Tempat itu adalah Taman Wisata Alam Mangrove Pantai Indah Kapuk (PIK) di Jakarta Utara.

Tempat wisata ini semakin populer belakangan ini. Selain karena suasananya yang berbeda, kawasan ini juga Instagrammable dengan jembatan kayu dan bambu serta panorama kawasan mangrove yang asri.

Baca juga: Taman Wisata Alam Mangrove PIK Ramai Pengunjung Selama Libur Lebaran

Kompas.com merangkum sejumlah tips untuk kamu yang hendak jalan-jalan ke TWA Mangrove PIK, apa saja?

Pakai sepatu

Sepatu membuatmu nyaman menapaki bilah-bilah bambu yang mendominasi jembatan panjang di hutan mangrove.

Jika hanya mengenakan sandal biasa, telapak kaki akan terasa pegal karena permukaan bilah-bilah bambu yang tidak mulus.

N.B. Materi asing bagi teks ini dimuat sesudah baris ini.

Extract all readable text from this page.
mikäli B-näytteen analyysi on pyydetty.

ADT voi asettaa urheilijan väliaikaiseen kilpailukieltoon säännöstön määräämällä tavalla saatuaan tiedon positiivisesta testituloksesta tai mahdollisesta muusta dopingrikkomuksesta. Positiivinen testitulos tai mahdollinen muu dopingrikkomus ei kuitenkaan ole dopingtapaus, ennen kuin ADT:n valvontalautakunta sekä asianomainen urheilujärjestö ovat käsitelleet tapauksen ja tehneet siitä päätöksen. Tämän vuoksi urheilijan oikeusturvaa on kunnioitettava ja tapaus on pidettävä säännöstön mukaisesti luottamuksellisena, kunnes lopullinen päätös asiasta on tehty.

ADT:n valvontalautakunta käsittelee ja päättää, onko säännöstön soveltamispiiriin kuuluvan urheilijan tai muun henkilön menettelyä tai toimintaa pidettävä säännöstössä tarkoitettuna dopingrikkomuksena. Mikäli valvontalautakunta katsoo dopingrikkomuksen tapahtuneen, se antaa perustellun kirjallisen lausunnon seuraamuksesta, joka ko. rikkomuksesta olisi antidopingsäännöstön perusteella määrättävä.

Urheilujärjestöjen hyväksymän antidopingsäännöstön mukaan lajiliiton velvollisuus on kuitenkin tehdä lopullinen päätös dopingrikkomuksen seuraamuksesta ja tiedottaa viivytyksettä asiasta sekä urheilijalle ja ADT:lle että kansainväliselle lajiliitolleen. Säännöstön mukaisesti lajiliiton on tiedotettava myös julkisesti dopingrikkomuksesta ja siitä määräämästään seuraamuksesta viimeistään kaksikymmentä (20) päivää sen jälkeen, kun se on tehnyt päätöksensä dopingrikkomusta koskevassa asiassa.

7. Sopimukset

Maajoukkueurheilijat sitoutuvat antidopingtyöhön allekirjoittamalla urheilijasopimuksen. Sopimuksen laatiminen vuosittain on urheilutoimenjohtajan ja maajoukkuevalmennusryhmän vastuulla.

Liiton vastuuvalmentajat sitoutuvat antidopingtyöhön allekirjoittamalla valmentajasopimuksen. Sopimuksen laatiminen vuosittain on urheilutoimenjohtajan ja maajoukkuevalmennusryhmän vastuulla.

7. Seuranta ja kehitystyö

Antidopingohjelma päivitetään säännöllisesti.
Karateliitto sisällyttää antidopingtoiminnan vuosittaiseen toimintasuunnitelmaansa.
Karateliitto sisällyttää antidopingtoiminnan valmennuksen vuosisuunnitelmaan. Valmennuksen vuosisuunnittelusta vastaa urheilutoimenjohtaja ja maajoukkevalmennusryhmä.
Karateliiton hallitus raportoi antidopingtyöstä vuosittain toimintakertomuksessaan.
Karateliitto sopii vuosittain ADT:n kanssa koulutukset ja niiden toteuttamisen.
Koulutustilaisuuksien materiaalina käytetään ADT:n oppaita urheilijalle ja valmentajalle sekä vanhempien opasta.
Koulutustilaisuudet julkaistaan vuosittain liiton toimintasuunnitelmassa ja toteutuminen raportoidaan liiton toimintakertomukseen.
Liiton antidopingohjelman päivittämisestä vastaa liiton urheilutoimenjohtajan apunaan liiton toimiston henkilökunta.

Di samping itu, dua sampai tiga bagian di jembatan ini juga rumpang, sehingga membahayakan kuku kaki apabila tersandung tanpa sepatu.

Gunakan lotion antinyamuk

Selama mengeksplor tempat ini, kamu akan masuk ke dalam kawasan mangrove yang cukup rapat, di mana tempat ini juga menjadi habitat nyamuk.

Selain lotion antinyamuk, kamu juga bisa memakai celana panjang atau pakaian yang menutup seluruh anggota tubuh.

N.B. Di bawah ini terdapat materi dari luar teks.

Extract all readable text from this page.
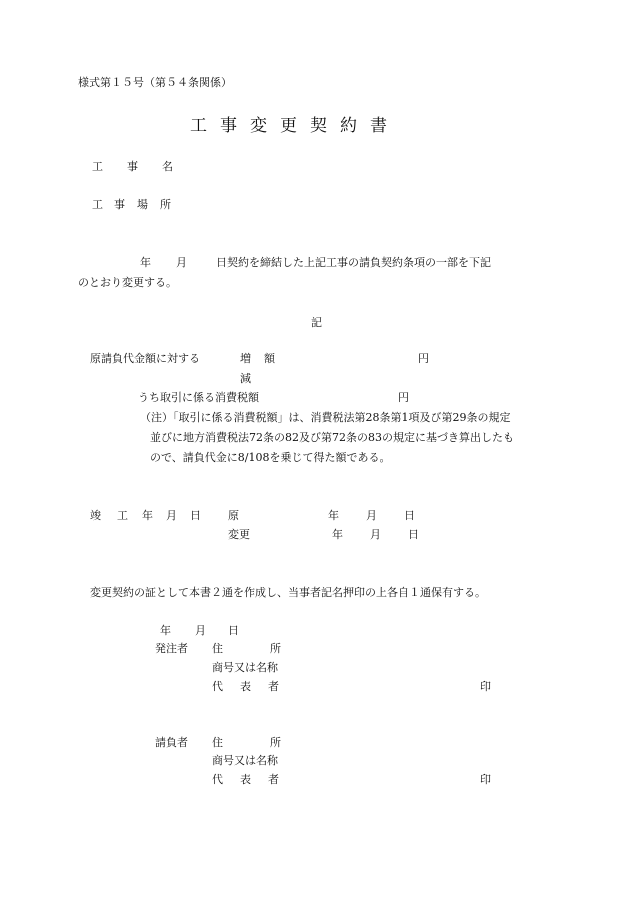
様式第１５号（第５４条関係）
工事変更契約書
工 事 名
工 事 場 所
年 月	日契約を締結した上記工事の請負契約条項の一部を下記
のとおり変更する。
記
原請負代金額に対する	増 額	円
減
うち取引に係る消費税額	円
（注）「取引に係る消費税額」は、消費税法第28条第1項及び第29条の規定
並びに地方消費税法72条の82及び第72条の83の規定に基づき算出したも
ので、請負代金に8/108を乗じて得た額である。
竣 工 年 月 日 原	年 月 日
変更	年 月 日
変更契約の証として本書２通を作成し、当事者記名押印の上各自１通保有する。
年 月 日
発注者 住	所
商号又は名称
代 表 者	印
請負者 住	所
商号又は名称
代 表 者	印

Baca juga: Mangrove Mageloo di Sikka, Pilihan Wisata Saat Libur Lebaran di NTT

Datang pagi atau sore, sedia payung dan topi

Rata-rata pengunjung datang ke TWA Mangrove PIK pada pagi atau sore hari untuk merasakan sinar matahari pagi maupun menyaksikan matahari terbenam.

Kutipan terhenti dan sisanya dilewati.